First, allow me to say that I'm no expert when it comes to city planning and zoning. But I have been in cities that appear to have good zoning, and cities that obviously have horrid zoning. In small communities in New Mexico, as an example, zoning is pretty weak and the result is junkyards right next to large single-family homes. Santa Fe, N.M., is an exception, as their zoning regulations have been designed to protect the historic character of this capital city. There are no high rise buildings in Santa Fe because it would destroy the historic look of an old Spanish city that draws millions of tourist to enjoy the plaza and mixing of three cultures: Anglo, Latino and Native American. The preferred building material is adobe, so modern, all-glass structures are also absent.
Zoning is a simple concept. It separates areas of the city according to how it may best be used to promote the general welfare of citizens. Residential areas are separated from commercial areas and industrial areas. Each different use requires different kinds of infrastructure development. Residential roads need not be designed to accommodate large industrial trucks. Industrial areas need access to things like railroads and interstate highways and airports. Commercial areas, especially when they include retail businesses, need more parking than do residential areas.
Humans have been planning how their cities evolve for centuries. City planning is nothing new, although it seems that, like everything that involves politics, the way a city grows and evolves is dependent upon whether the planning process is controlled by developers or citizens. One controversial new theory of city planning is based on the theory that modern lifestyles waste natural resources and create social inequalities. Planners who embrace this theory think about communities with front porches so that people can get to know their neighbors. They include walking, running and biking paths to connect residential areas with commercial and industrial areas. They have pocket parks in commercial and industrial areas so that workers have a quiet place to take a break from the pressures of work.
Grand Junction seems to be in the middle of a tug of war between developers who want the most profitable use of the land in which they have invested, and citizens who want a pleasant and healthy place to live. Two prime examples of this tug of war are the zoning question that will be on Grand Junction's ballot in April relative to property owned by Brady Trucking, and a struggle by the residents of El Poso who do not want the initially proposed 6-foot-high chain link fence topped with concertina wire around a land parcel located at the entrance of their community. (The developer of the property this week made a concession to build a "masonry" wall, as opposed to a chain link fence and concertina wire.)
I once helped to finance a wild fire facility that was located on the Hoopa Valley Reservation in California. Tribal leaders nixed any idea that there be chain link fences and concertina wire on a building that was on the main road through the tribal community. Their thinking was that if it looked like a prison, people would behave like prisoners, but if it looked like a garden, people would stop to smell the roses.
The residents of El Poso want to smell the roses and continue producing community leaders.
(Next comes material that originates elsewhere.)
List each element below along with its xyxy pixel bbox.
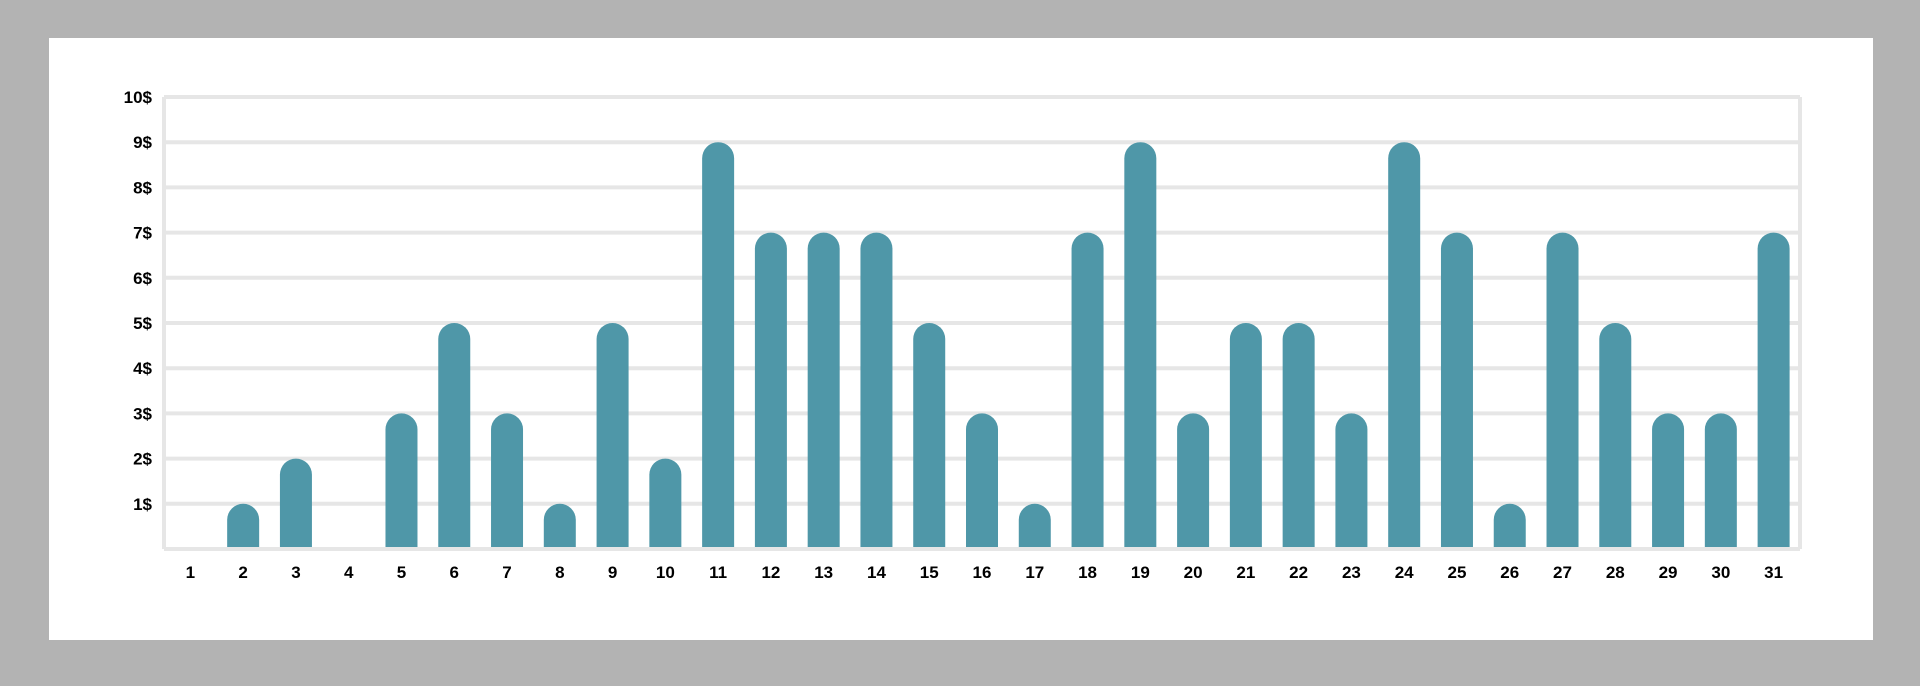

But the Lead City Planner did not counter the developer when residents were told that it was a "done deal" even before the project has approval by the City Council. El Poso residents expected they would not be heard in the process of approving a "wareyard" at the entrance to their community.
I understand why the developer would want to build a project for the Department of the Interior (DOI). That would make it a Class A tenant, which will make financing easier. That developer wants to maximize its profits and minimize its expenses. They are looking for the least expensive security measures to protect the boats, signs, etc. needing to be stored by the DOI. Least expensive isn't always most appealing.
I have a couple of questions for the city planners. Is this the best use of the Gene Taylor property? Are there other locations that might be better suited to a "wareyard?" Do the residents, who happen to be mostly Latino, deserve roses?